Nun, zu einem dieser Dinge würde ihm doch bestimmt etwas einfallen. Schließlich hatte er den Großteil seines Lebens im Tempel verbracht.

Er nickte Marik einmal kurz zu und ging dann an den Ausstellungsstücken vorbei.

Die gespannten Blicke, die ihm folgten, nahm er gar nicht wahr. Miss Hame war leicht erstaunt darüber, das Joey sich dazu bereit erklärte. Eher hätte sie damit gerechnet, dass er es vehement verweigern würde, auch wenn das Referat über die Götter wirklich nicht schlecht gewesen war. Wirklich nicht. Sollte Wheeler doch mehr dafür getan haben als sie vermutete?

Die Klasse freute sich schon darauf, wenn sich Joey ihrer Meinung nach so richtig blamieren würde. Der konnte doch nie und nimmer etwas Vernünftiges zu einem dieser Stücke sagen.

Nie! Da waren sie sich alle einig.

Nun, und Marik Ishtar ... in dem keimte die Hoffnung auf, dass er seine Gesuchten gefunden hatte. Von vornherein hatte er bei dem Blonden und zwei anderen dieser Klasse ein komisches Gefühl gehabt.
 

Jono blieb vor einem Glaskasten stehen, in dem einige kleinere Gegenstände ausgestellt waren. Drei verschiedengroße Messer, von denen allerdings nur noch das Metall übrig war. Die Holzgriffe mussten schon vor Jahren vermodert sein. Sonst würde man jetzt die kunstvoll verzierten Griffe bewundern können, auf denen Tiere und Pflanzen zu sehen gewesen waren. Daneben standen zwei kleine tönerne Schalen, von denen die eine einen Sprung aufwies, der sie fast in zwei Teile spaltete. Ihre Verzierungen bestanden ebenfalls aus Vertretern der Tier- und Pflanzenwelt. Dann lag dort noch ein kleines Amulett, aus Gold gegossen. Man sah ihm an, dass die Zeit an ihm genagt hatte. Leicht trübe und die Ränder wiesen hier und da winzige Absprünge auf. Dennoch konnte man auch hier die gleichen Verzierungen wie auf den Schalen erkennen.

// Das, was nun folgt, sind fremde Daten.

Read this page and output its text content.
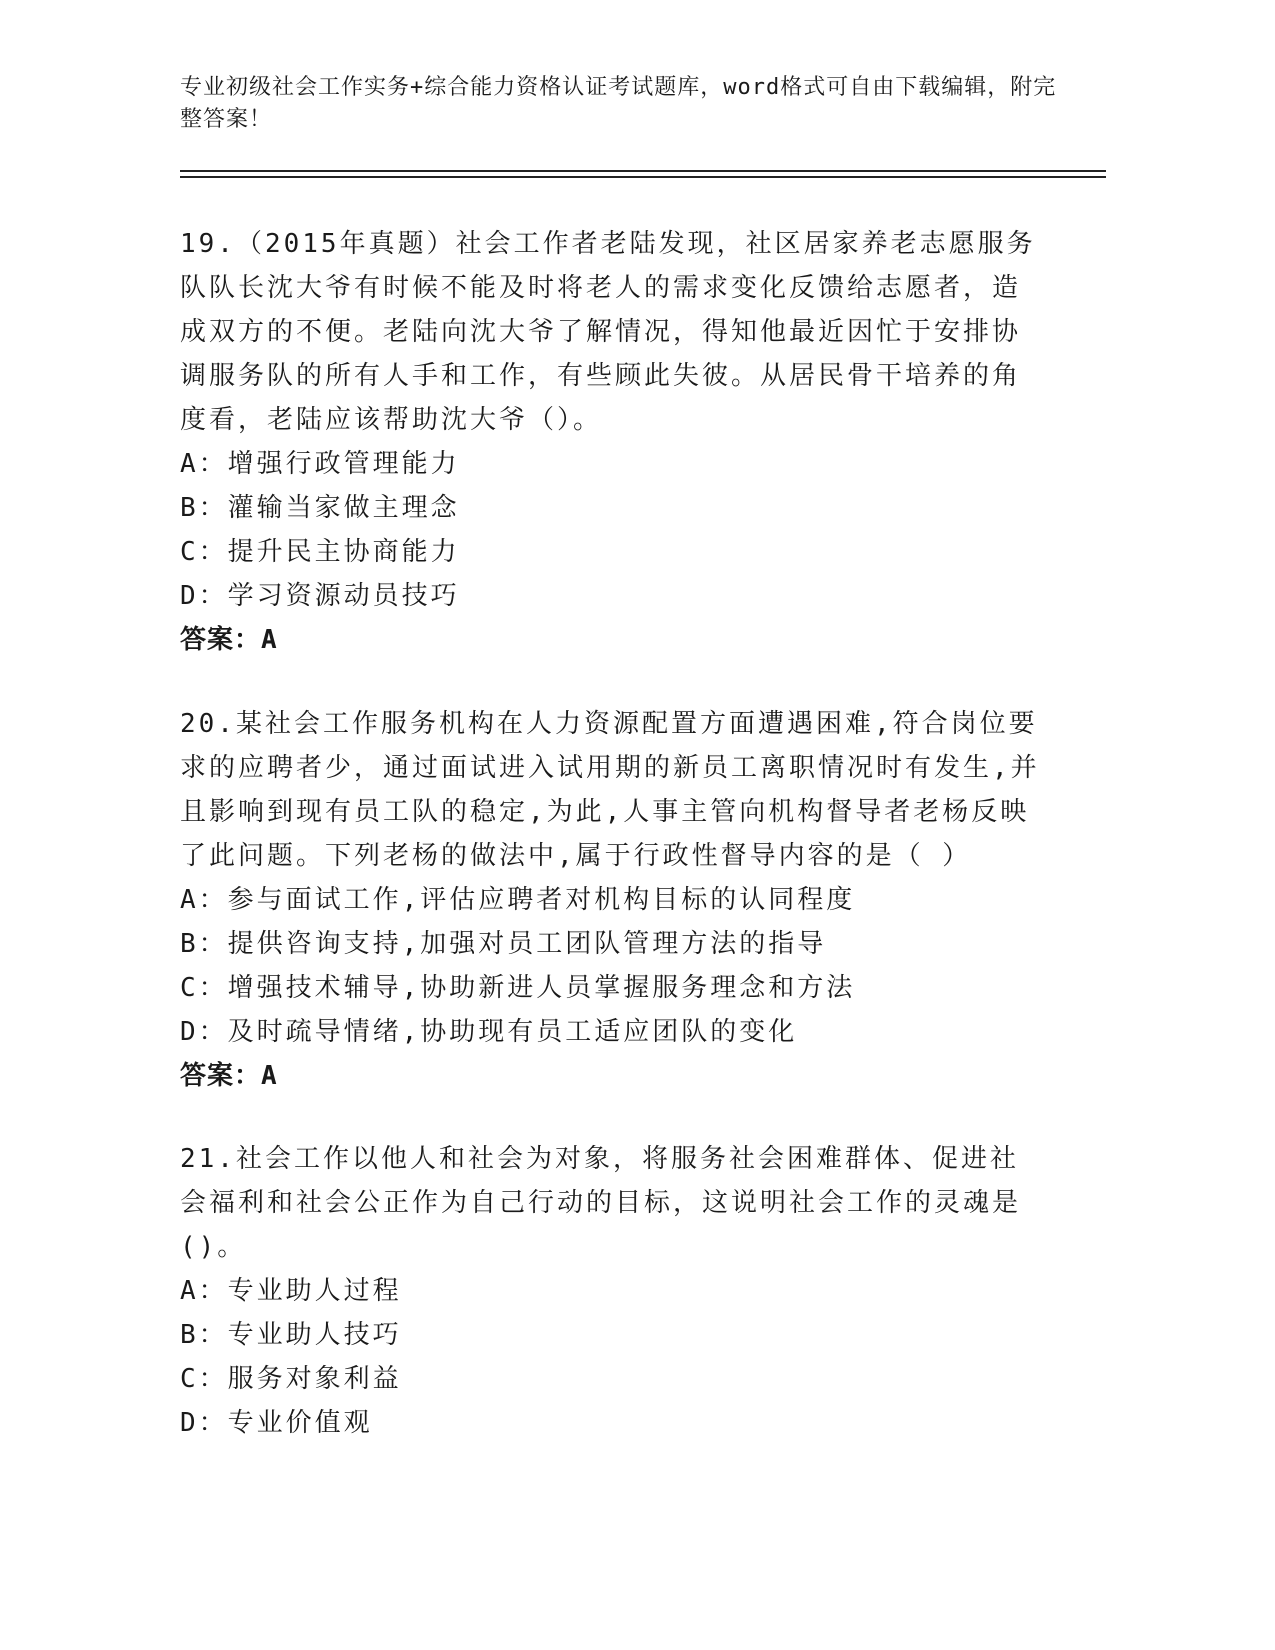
专业初级社会工作实务+综合能力资格认证考试题库，word格式可自由下载编辑，附完整答案！

19.（2015年真题）社会工作者老陆发现，社区居家养老志愿服务队队长沈大爷有时候不能及时将老人的需求变化反馈给志愿者，造成双方的不便。老陆向沈大爷了解情况，得知他最近因忙于安排协调服务队的所有人手和工作，有些顾此失彼。从居民骨干培养的角度看，老陆应该帮助沈大爷（）。

A：增强行政管理能力

B：灌输当家做主理念

C：提升民主协商能力

D：学习资源动员技巧

答案：A

20.某社会工作服务机构在人力资源配置方面遭遇困难,符合岗位要求的应聘者少，通过面试进入试用期的新员工离职情况时有发生,并且影响到现有员工队的稳定,为此,人事主管向机构督导者老杨反映了此问题。下列老杨的做法中,属于行政性督导内容的是（ ）

A：参与面试工作,评估应聘者对机构目标的认同程度

B：提供咨询支持,加强对员工团队管理方法的指导

C：增强技术辅导,协助新进人员掌握服务理念和方法

D：及时疏导情绪,协助现有员工适应团队的变化

答案：A

21.社会工作以他人和社会为对象，将服务社会困难群体、促进社会福利和社会公正作为自己行动的目标，这说明社会工作的灵魂是()。

A：专业助人过程

B：专业助人技巧

C：服务对象利益

D：专业价值观
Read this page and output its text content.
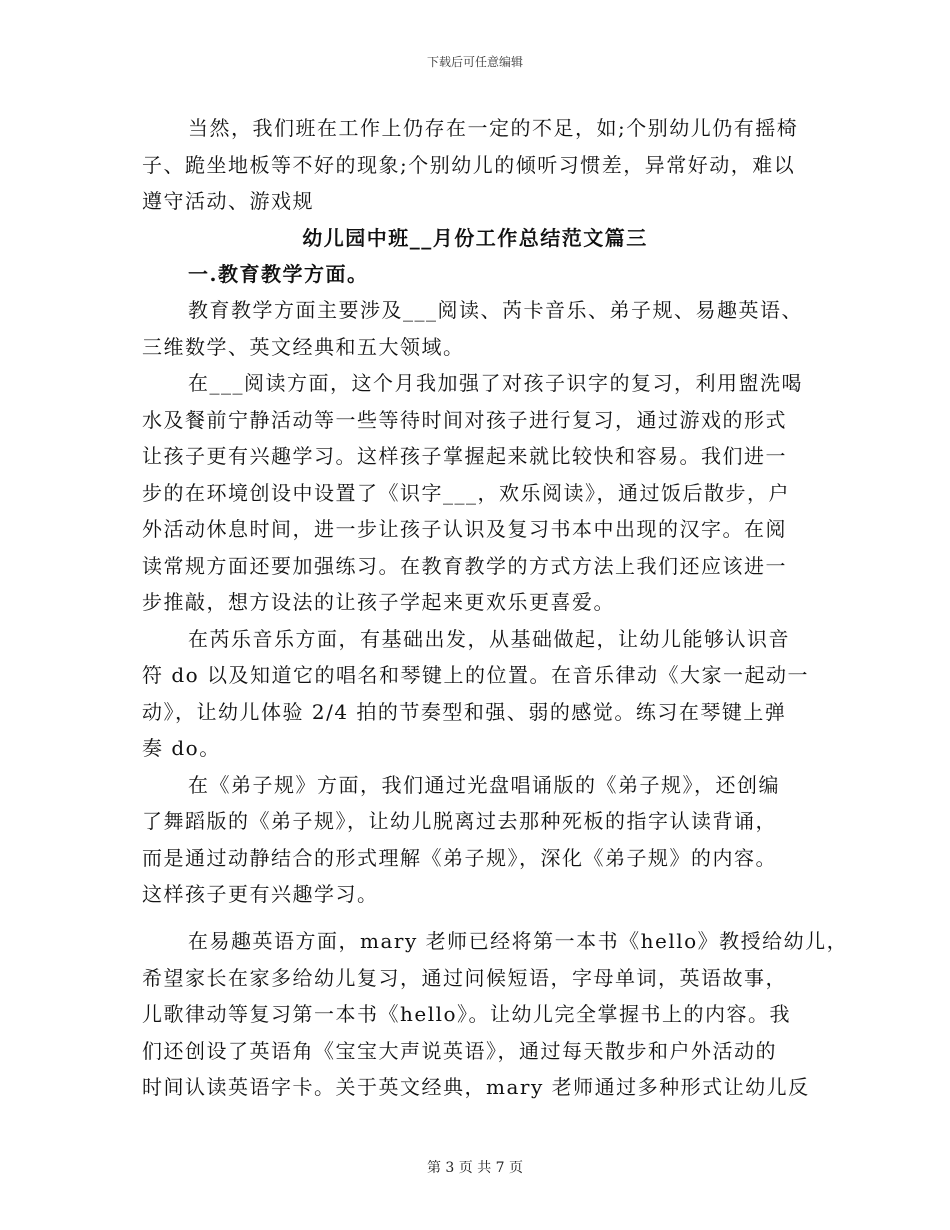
下载后可任意编辑
当然，我们班在工作上仍存在一定的不足，如;个别幼儿仍有摇椅
子、跪坐地板等不好的现象;个别幼儿的倾听习惯差，异常好动，难以
遵守活动、游戏规
幼儿园中班__月份工作总结范文篇三
一.教育教学方面。
教育教学方面主要涉及___阅读、芮卡音乐、弟子规、易趣英语、
三维数学、英文经典和五大领域。
在___阅读方面，这个月我加强了对孩子识字的复习，利用盥洗喝
水及餐前宁静活动等一些等待时间对孩子进行复习，通过游戏的形式
让孩子更有兴趣学习。这样孩子掌握起来就比较快和容易。我们进一
步的在环境创设中设置了《识字___，欢乐阅读》，通过饭后散步，户
外活动休息时间，进一步让孩子认识及复习书本中出现的汉字。在阅
读常规方面还要加强练习。在教育教学的方式方法上我们还应该进一
步推敲，想方设法的让孩子学起来更欢乐更喜爱。
在芮乐音乐方面，有基础出发，从基础做起，让幼儿能够认识音
符 do 以及知道它的唱名和琴键上的位置。在音乐律动《大家一起动一
动》，让幼儿体验 2/4 拍的节奏型和强、弱的感觉。练习在琴键上弹
奏 do。
在《弟子规》方面，我们通过光盘唱诵版的《弟子规》，还创编
了舞蹈版的《弟子规》，让幼儿脱离过去那种死板的指字认读背诵，
而是通过动静结合的形式理解《弟子规》，深化《弟子规》的内容。
这样孩子更有兴趣学习。
在易趣英语方面，mary 老师已经将第一本书《hello》教授给幼儿，
希望家长在家多给幼儿复习，通过问候短语，字母单词，英语故事，
儿歌律动等复习第一本书《hello》。让幼儿完全掌握书上的内容。我
们还创设了英语角《宝宝大声说英语》，通过每天散步和户外活动的
时间认读英语字卡。关于英文经典，mary 老师通过多种形式让幼儿反
第 3 页 共 7 页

Das Schild an der Wand sagte aus, das diese Gegenstände für ein Ritual zu Ehren des Gottes Geb benutzt wurden.
 

Joey schmunzelte. Da hatten die Gelehrten ja mal etwas richtig herausgefunden. Hoffentlich hatten sie auch herausbekommen, wie dieses Ritual von statten ging. Sonst würde eine gute Erklärung seinerseits von Nöten sein.
 

„Wenn ihr mal alle herkommen würdet?“ drehte er sich vom Kasten weg und winkte seine Mitschüler heran. Gespannt kamen diese näher, der oder die eine kicherte schon aus Vorfreude auf das nun folgende Schauspiel.
 

„Was ihr hier sehen könnt, sind Gegenstände, die für ein Ritual zu Ehren des Gottes Geb, dem Gott der Erde, der Pflanzen und der Lebewesen, verwendet wurden. Mit diesem Ritual weihten Priester die Höfe der Bauern, damit diese eine reiche Ernte einbrachten und das Vieh nicht einging. Außerdem ...“

Und so erzählte Jono alles, was er über dieses Fest wusste. Schließlich hatte er es oft genug selber ausgeführt, wenn einer der Herren Priester mal wieder keine Lust dazu hatte. Die Bauern in der Umgebung der Hauptstadt waren nämlich größtenteils mit dieser Bitte zum Haupttempel gekommen und so musste er das eine oder andere Mal für die Oberpriester einspringen, die just in diesem Moment ‚etwas ganz dringend wichtiges’ zu tun hatten. Pah, das hatte er ihnen damals schon nicht abgekauft. Die hatten doch nur keine Lust gehabt, die Stadt zu verlassen.
 

Stille herrschte, nachdem Joey geendet hatte. Die Klasse war baff. Dieses Wissen hätten sie ihm nie zugetraut.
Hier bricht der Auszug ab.